Was There Ancient Life on Mars?

LSU Scientists Pinpoint an Ice-Dammed Lakebed Near the Mars 2020 Landing Site

 

Jezero Crater is the location for NASA's 2020 mission to Mars.4/29/20

BATON ROUGE –Over the past two decades, missions flown by NASA’s Mars Exploration Program have shown that Mars was once a different planet from the cold, dry landscape it appears to be today.

This summer, NASA plans to launch its Mars 2020 rover, which will spend at least two Earth years exploring an ancient river delta in a lake that once filled Jezero Crater, gathering rock and soil samples, and seeking signs of ancient life. The $10 billion Mars 2020 mission will be the first to collect samples to return to Earth from another planet.

While the space program has its sights set on Jezero, recent LSU College of Science graduate Connor Matherne discovered benefits of an alternative location, which he published in Icarus, an international journal of solar system studies.

“The fundamental question of how life came to exist on Earth is, in my mind, the largest question out there for our planet. Is it a natural phenomenon that happens after so much time given the right conditions? Is it a very small chance? If we did find it, is it the same type of life found here on Earth, or a version of life we didn’t even know could exist?

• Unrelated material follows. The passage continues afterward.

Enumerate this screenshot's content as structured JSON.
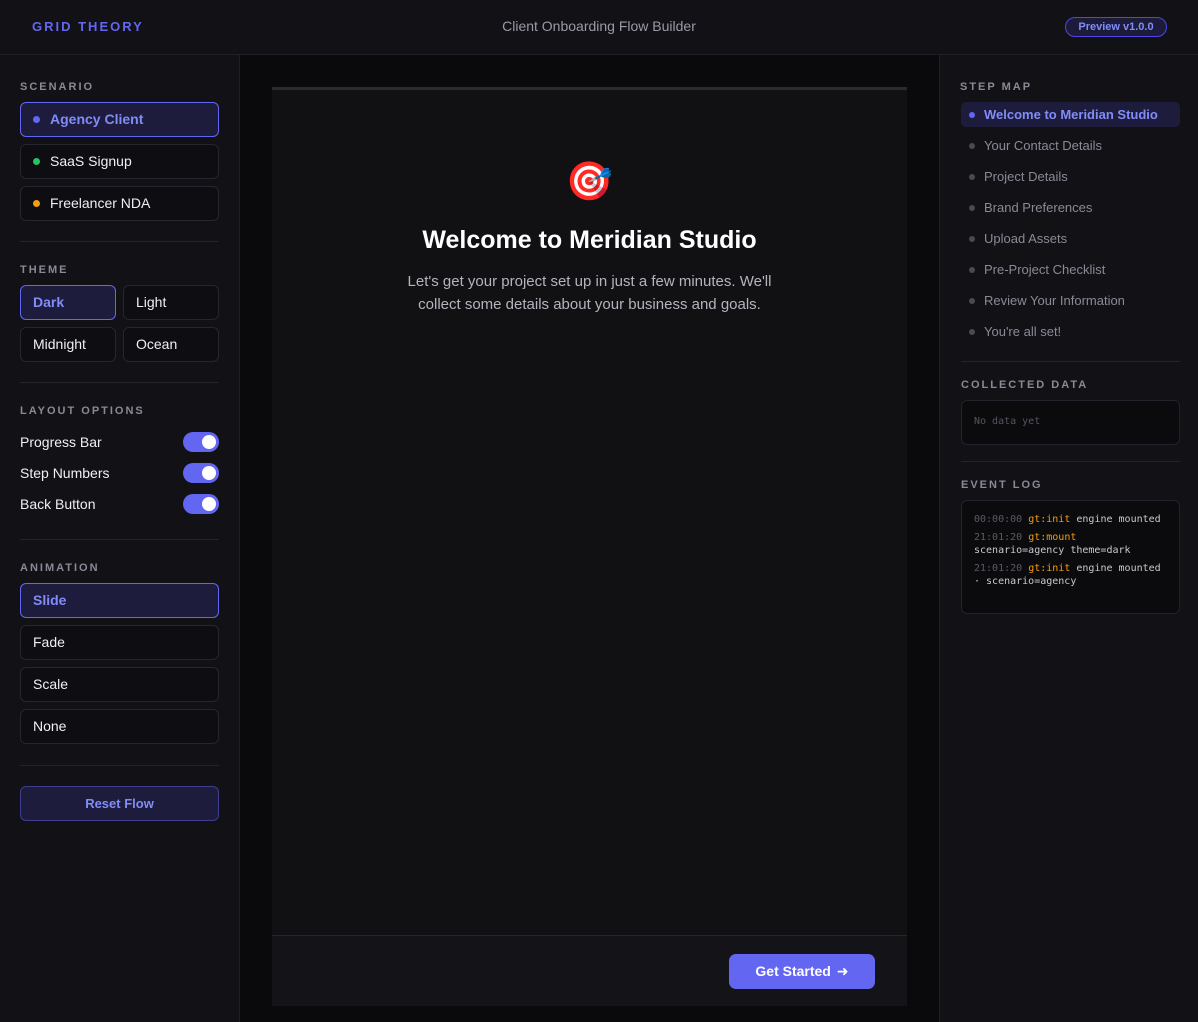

“These are questions that everyone wants to know the answer to, not just scientists stuck in a lab. That makes this project inherently unique, with implications for every living thing on Earth.”

Matherne, who earned his master’s degree in geology and geophysics was mentored in writing this paper by Suniti Karunatillake, LSU associate professor of geology and geophysics; Peter Doran, LSU professor of geology and geophysics; Darrell Henry, LSU professor of geology and geophysics; and J. R. Skok, research scientist at the SETI Institute. Jack Mustard, professor at Brown University, coauthored the paper.

In his paper, “Multistage ice-damming of volcanic flows and fluvial systems in Northeast Syrtis Major,” Matherne details what makes Jezero’s rivers, deltas, and lakes interesting is that it was formed in the shadow of Syrtis Major, a giant and active volcano.

“One of the biggest issues in ancient Mars is the global ocean hypothesis,” Matherne said. “The hypothesis is that Mars was once covered in a gigantic volume of water, mostly in the northern hemisphere.

“An equivalent hypothesis, though, is that Mars was covered in giant sheets of ice, not liquid water. The study area we looked at specifically appears to show an area where a volcanic flow from the nearby volcano encountered one of these giant ice sheets.”

Matherne and his colleagues used regional geomorphology— the study of the physical features on a planet’s surface and their relation to any geological structures—to derive a timeline for the Northeast Syrtis-Jezero region, which could be tested by the Mars 2020 mission.

According to the researchers, south of the region is defined by the Syrtis Major volcano, but before this erupted, the Jezero region would have been covered by a large sheet of ice. As Syrtis Major erupted, the lava flows traveled downslope until they contacted the ice sheet, forming the cliffs we see today.

Subsequently, melting glacial ice formed river channels causing erosion and a boundary lake before rerouting entirely. Matherne’s work reveals multiple flow paths suggesting multiple periods of ice forming and redirecting.

The collaborative research shows this was literally a time of ice and fire.

Deltas are good at preserving biosignatures, and deltaic sediment, which turned to rocks over billions of years, may well contain a record of life on Mars.

Planetary scientists wager that this landscape once hosted life, perhaps as single-celled bacteria living in the lake or the shallow ground. Snow, water and erosion would have transferred signatures of that life, preserved subsequently in the delta and lake deposits of Jezero, for Mars 2020 to find, collect and return to Earth.

“If life existed on Mars in the past, it would have most likely existed much earlier in its history when the planet was warmer with abundant water,” Matherne said. “If your goal is to look for ancient traces of life, Jezero is the metaphorical pile of hay in which you would look for the needle.”